O jornalista Felipe Melo testemunhou isso para mim, quando me avisou sobre a morte do diretor de O Liberal. “Walmir Botelho foi um chefe-professor. Com seu jeito único de ser, me ensinou o fazer jornalístico e dele aprendi a zelar pela informação coerente e objetiva, lapidando sempre o meu trabalho”, disse Felipe. Walmir, um jornalista de poucas palavras, mas de muito profissionalismo. Quem se deixava conduzir por ele, sem se magoar com seu jeito minucioso, conseguia se afirmar na carreira. Quantas vezes, Walmir me confiava sua tristeza em relação a alguns jornalistas, em particular aos mais jovens, que não conseguiam fazer uma redação à altura.

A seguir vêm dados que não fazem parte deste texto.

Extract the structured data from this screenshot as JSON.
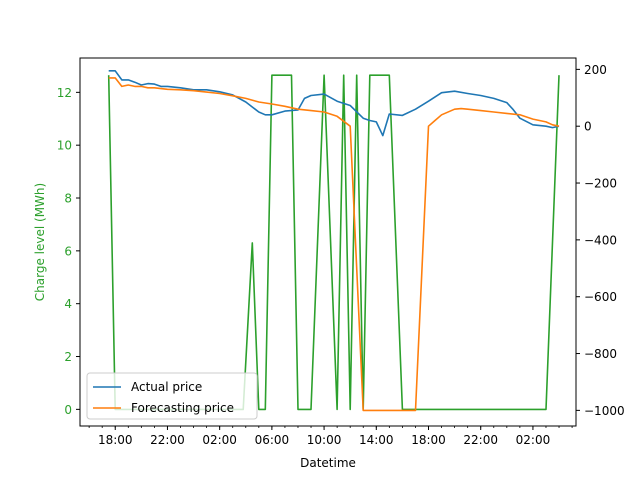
{
  "chart_data": {
    "type": "line",
    "xlabel": "Datetime",
    "ylabel_left": "Charge level (MWh)",
    "ylabel_right": "",
    "x_ticks": [
      "18:00",
      "22:00",
      "02:00",
      "06:00",
      "10:00",
      "14:00",
      "18:00",
      "22:00",
      "02:00"
    ],
    "x_tick_hours": [
      18,
      22,
      26,
      30,
      34,
      38,
      42,
      46,
      50
    ],
    "x_range_hours": [
      15.3,
      53.3
    ],
    "y_left": {
      "range": [
        -0.63,
        13.3
      ],
      "ticks": [
        0,
        2,
        4,
        6,
        8,
        10,
        12
      ]
    },
    "y_right": {
      "range": [
        -1055,
        240
      ],
      "ticks": [
        200,
        0,
        -200,
        -400,
        -600,
        -800,
        -1000
      ]
    },
    "colors": {
      "actual": "#1f77b4",
      "forecast": "#ff7f0e",
      "charge": "#2ca02c"
    },
    "legend": {
      "placement": "lower-left",
      "entries": [
        {
          "name": "Actual price",
          "color": "#1f77b4"
        },
        {
          "name": "Forecasting price",
          "color": "#ff7f0e"
        }
      ]
    },
    "series": [
      {
        "name": "Actual price",
        "axis": "right",
        "x_hours": [
          17.5,
          18.0,
          18.5,
          19.0,
          19.5,
          20.0,
          20.5,
          21.0,
          21.5,
          22.0,
          23.0,
          24.0,
          25.0,
          26.0,
          27.0,
          28.0,
          29.0,
          29.5,
          30.0,
          31.0,
          32.0,
          32.5,
          33.0,
          34.0,
          35.0,
          36.0,
          37.0,
          37.5,
          38.0,
          38.5,
          39.0,
          40.0,
          41.0,
          42.0,
          43.0,
          44.0,
          45.0,
          46.0,
          47.0,
          48.0,
          48.5,
          49.0,
          50.0,
          51.0,
          51.5,
          52.0
        ],
        "values": [
          195,
          195,
          163,
          163,
          155,
          145,
          150,
          148,
          140,
          140,
          135,
          128,
          128,
          121,
          110,
          85,
          50,
          40,
          40,
          53,
          57,
          98,
          108,
          113,
          88,
          73,
          28,
          20,
          15,
          -33,
          43,
          38,
          60,
          88,
          118,
          123,
          115,
          108,
          98,
          83,
          58,
          28,
          5,
          0,
          -5,
          0
        ]
      },
      {
        "name": "Forecasting price",
        "axis": "right",
        "x_hours": [
          17.5,
          18.0,
          18.5,
          19.0,
          19.5,
          20.0,
          20.5,
          21.0,
          22.0,
          23.0,
          24.0,
          25.0,
          26.0,
          27.0,
          28.0,
          29.0,
          30.0,
          31.0,
          32.0,
          33.0,
          34.0,
          35.0,
          36.0,
          37.0,
          37.5,
          38.0,
          38.5,
          39.0,
          40.0,
          41.0,
          42.0,
          42.5,
          43.0,
          44.0,
          44.5,
          45.0,
          46.0,
          47.0,
          48.0,
          49.0,
          50.0,
          51.0,
          51.5,
          52.0
        ],
        "values": [
          170,
          170,
          140,
          145,
          140,
          140,
          135,
          135,
          130,
          128,
          125,
          120,
          115,
          107,
          98,
          85,
          78,
          70,
          60,
          55,
          50,
          35,
          0,
          -1000,
          -1000,
          -1000,
          -1000,
          -1000,
          -1000,
          -1000,
          0,
          20,
          40,
          60,
          62,
          60,
          55,
          50,
          45,
          40,
          25,
          15,
          5,
          0
        ]
      },
      {
        "name": "Charge level",
        "axis": "left",
        "x_hours": [
          17.5,
          18.0,
          27.8,
          28.5,
          29.0,
          29.5,
          30.0,
          30.7,
          31.5,
          32.0,
          33.0,
          34.0,
          35.0,
          35.5,
          36.0,
          36.5,
          37.0,
          37.5,
          38.0,
          38.5,
          39.0,
          40.0,
          41.0,
          42.0,
          42.5,
          43.0,
          44.0,
          45.0,
          46.0,
          47.0,
          48.0,
          49.0,
          50.0,
          51.0,
          52.0
        ],
        "values": [
          12.65,
          0,
          0,
          6.3,
          0,
          0,
          12.65,
          12.65,
          12.65,
          0,
          0,
          12.65,
          0,
          12.65,
          0,
          12.65,
          0,
          12.65,
          12.65,
          12.65,
          12.65,
          0,
          0,
          0,
          0,
          0,
          0,
          0,
          0,
          0,
          0,
          0,
          0,
          0,
          12.65
        ]
      }
    ]
  }
}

Ele sempre me dizia que a falta de leitura era o elemento que mais prejudicava uma boa redação. Eu brincava bastante com ele, sem me importunar com as suas reações. No final, eu sentia a sua total confiança em mim e, por isso, me permitia, às vezes, ir além de certos limites para chamar sua atenção. Walmir, por incrível que pareça, era também uma pessoa humilde. Ele não tinha dificuldade em se abrir comigo e contar a sua vida. Eu me sentia em perfeita sintonia com ele, tanto que pedia conselhos jornalísticos para ter respostas exaustivas e pertinentes a respeito do meu fazer jornalismo.

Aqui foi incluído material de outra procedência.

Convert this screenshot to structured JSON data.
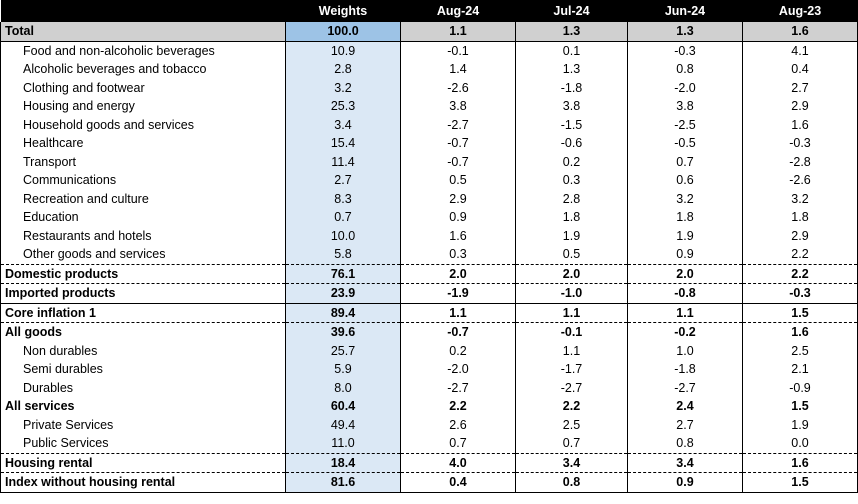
{
  "headers": [
    "",
    "Weights",
    "Aug-24",
    "Jul-24",
    "Jun-24",
    "Aug-23"
  ],
  "rows": [
    {
      "label": "Total",
      "weight": "100.0",
      "v": [
        "1.1",
        "1.3",
        "1.3",
        "1.6"
      ],
      "kind": "total"
    },
    {
      "label": "Food and non-alcoholic beverages",
      "weight": "10.9",
      "v": [
        "-0.1",
        "0.1",
        "-0.3",
        "4.1"
      ],
      "kind": "sub"
    },
    {
      "label": "Alcoholic beverages and tobacco",
      "weight": "2.8",
      "v": [
        "1.4",
        "1.3",
        "0.8",
        "0.4"
      ],
      "kind": "sub"
    },
    {
      "label": "Clothing and footwear",
      "weight": "3.2",
      "v": [
        "-2.6",
        "-1.8",
        "-2.0",
        "2.7"
      ],
      "kind": "sub"
    },
    {
      "label": "Housing and energy",
      "weight": "25.3",
      "v": [
        "3.8",
        "3.8",
        "3.8",
        "2.9"
      ],
      "kind": "sub"
    },
    {
      "label": "Household goods and services",
      "weight": "3.4",
      "v": [
        "-2.7",
        "-1.5",
        "-2.5",
        "1.6"
      ],
      "kind": "sub"
    },
    {
      "label": "Healthcare",
      "weight": "15.4",
      "v": [
        "-0.7",
        "-0.6",
        "-0.5",
        "-0.3"
      ],
      "kind": "sub"
    },
    {
      "label": "Transport",
      "weight": "11.4",
      "v": [
        "-0.7",
        "0.2",
        "0.7",
        "-2.8"
      ],
      "kind": "sub"
    },
    {
      "label": "Communications",
      "weight": "2.7",
      "v": [
        "0.5",
        "0.3",
        "0.6",
        "-2.6"
      ],
      "kind": "sub"
    },
    {
      "label": "Recreation and culture",
      "weight": "8.3",
      "v": [
        "2.9",
        "2.8",
        "3.2",
        "3.2"
      ],
      "kind": "sub"
    },
    {
      "label": "Education",
      "weight": "0.7",
      "v": [
        "0.9",
        "1.8",
        "1.8",
        "1.8"
      ],
      "kind": "sub"
    },
    {
      "label": "Restaurants and hotels",
      "weight": "10.0",
      "v": [
        "1.6",
        "1.9",
        "1.9",
        "2.9"
      ],
      "kind": "sub"
    },
    {
      "label": "Other goods and services",
      "weight": "5.8",
      "v": [
        "0.3",
        "0.5",
        "0.9",
        "2.2"
      ],
      "kind": "sub dash"
    },
    {
      "label": "Domestic products",
      "weight": "76.1",
      "v": [
        "2.0",
        "2.0",
        "2.0",
        "2.2"
      ],
      "kind": "bold dash"
    },
    {
      "label": "Imported products",
      "weight": "23.9",
      "v": [
        "-1.9",
        "-1.0",
        "-0.8",
        "-0.3"
      ],
      "kind": "bold solid"
    },
    {
      "label": "Core inflation 1",
      "weight": "89.4",
      "v": [
        "1.1",
        "1.1",
        "1.1",
        "1.5"
      ],
      "kind": "bold dash"
    },
    {
      "label": "All goods",
      "weight": "39.6",
      "v": [
        "-0.7",
        "-0.1",
        "-0.2",
        "1.6"
      ],
      "kind": "bold"
    },
    {
      "label": "Non durables",
      "weight": "25.7",
      "v": [
        "0.2",
        "1.1",
        "1.0",
        "2.5"
      ],
      "kind": "sub"
    },
    {
      "label": "Semi durables",
      "weight": "5.9",
      "v": [
        "-2.0",
        "-1.7",
        "-1.8",
        "2.1"
      ],
      "kind": "sub"
    },
    {
      "label": "Durables",
      "weight": "8.0",
      "v": [
        "-2.7",
        "-2.7",
        "-2.7",
        "-0.9"
      ],
      "kind": "sub"
    },
    {
      "label": "All services",
      "weight": "60.4",
      "v": [
        "2.2",
        "2.2",
        "2.4",
        "1.5"
      ],
      "kind": "bold"
    },
    {
      "label": "Private Services",
      "weight": "49.4",
      "v": [
        "2.6",
        "2.5",
        "2.7",
        "1.9"
      ],
      "kind": "sub"
    },
    {
      "label": "Public Services",
      "weight": "11.0",
      "v": [
        "0.7",
        "0.7",
        "0.8",
        "0.0"
      ],
      "kind": "sub dash"
    },
    {
      "label": "Housing rental",
      "weight": "18.4",
      "v": [
        "4.0",
        "3.4",
        "3.4",
        "1.6"
      ],
      "kind": "bold dash"
    },
    {
      "label": "Index without housing rental",
      "weight": "81.6",
      "v": [
        "0.4",
        "0.8",
        "0.9",
        "1.5"
      ],
      "kind": "bold last"
    }
  ]
}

Quantas vezes, também como católico, ele se queixou comigo em relação aos sermões proferidos nas missas. Dizia que os padres eram prolixos, cansativos e não conclusivos. O povo, ele insistia, necessita de uma linguagem bem sucinta, prática e objetiva. Sempre afirmava que um padre tem que ser um bom comunicador e naturalmente para tanto deve ter características jornalísticas. Todas verdades. Lamento uma só coisa: não tê-lo conhecido antes. O imaginário dele era rico e isto lhe permitiu enxergar e prever coisas em nível comunicacional que somente ele obteve. Walmir vai fazer falta na redação pelo profissional que era e pela pessoa que foi.

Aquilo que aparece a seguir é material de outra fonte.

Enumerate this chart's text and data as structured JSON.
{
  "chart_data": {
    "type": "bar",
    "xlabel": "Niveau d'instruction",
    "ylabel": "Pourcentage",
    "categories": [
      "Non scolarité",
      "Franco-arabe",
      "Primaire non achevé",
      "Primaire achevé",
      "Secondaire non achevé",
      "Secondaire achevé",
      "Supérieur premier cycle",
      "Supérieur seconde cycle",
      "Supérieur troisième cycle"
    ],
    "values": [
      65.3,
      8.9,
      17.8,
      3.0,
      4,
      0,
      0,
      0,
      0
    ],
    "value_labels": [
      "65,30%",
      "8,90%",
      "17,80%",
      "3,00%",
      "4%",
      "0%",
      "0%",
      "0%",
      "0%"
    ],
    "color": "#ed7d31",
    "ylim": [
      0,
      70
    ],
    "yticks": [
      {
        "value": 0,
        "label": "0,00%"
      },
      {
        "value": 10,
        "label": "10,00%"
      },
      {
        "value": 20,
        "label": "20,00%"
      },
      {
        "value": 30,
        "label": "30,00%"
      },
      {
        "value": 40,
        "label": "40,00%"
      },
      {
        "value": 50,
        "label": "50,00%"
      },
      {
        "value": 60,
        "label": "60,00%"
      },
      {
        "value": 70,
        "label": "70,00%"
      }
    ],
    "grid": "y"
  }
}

Para me sentir mais próximo dele, celebrei a missa do sétimo dia, aqui na Itália, onde me encontro, para que Deus continue amando o Walmir com aquele amor que o gerou. A vida de Walmir Botelho é preciosa aos olhos do Senhor, não obstante as suas limitações como ser humano.
Fonte: Claudio Pighin, sacerdote, jornalista italiano naturalizado brasileiro.
Um comentário:
Todos nascemos ignorantes e morremos pouco sábios, mestre. A diferença é o que fazemos do curto aprendizado que fazemos na vida!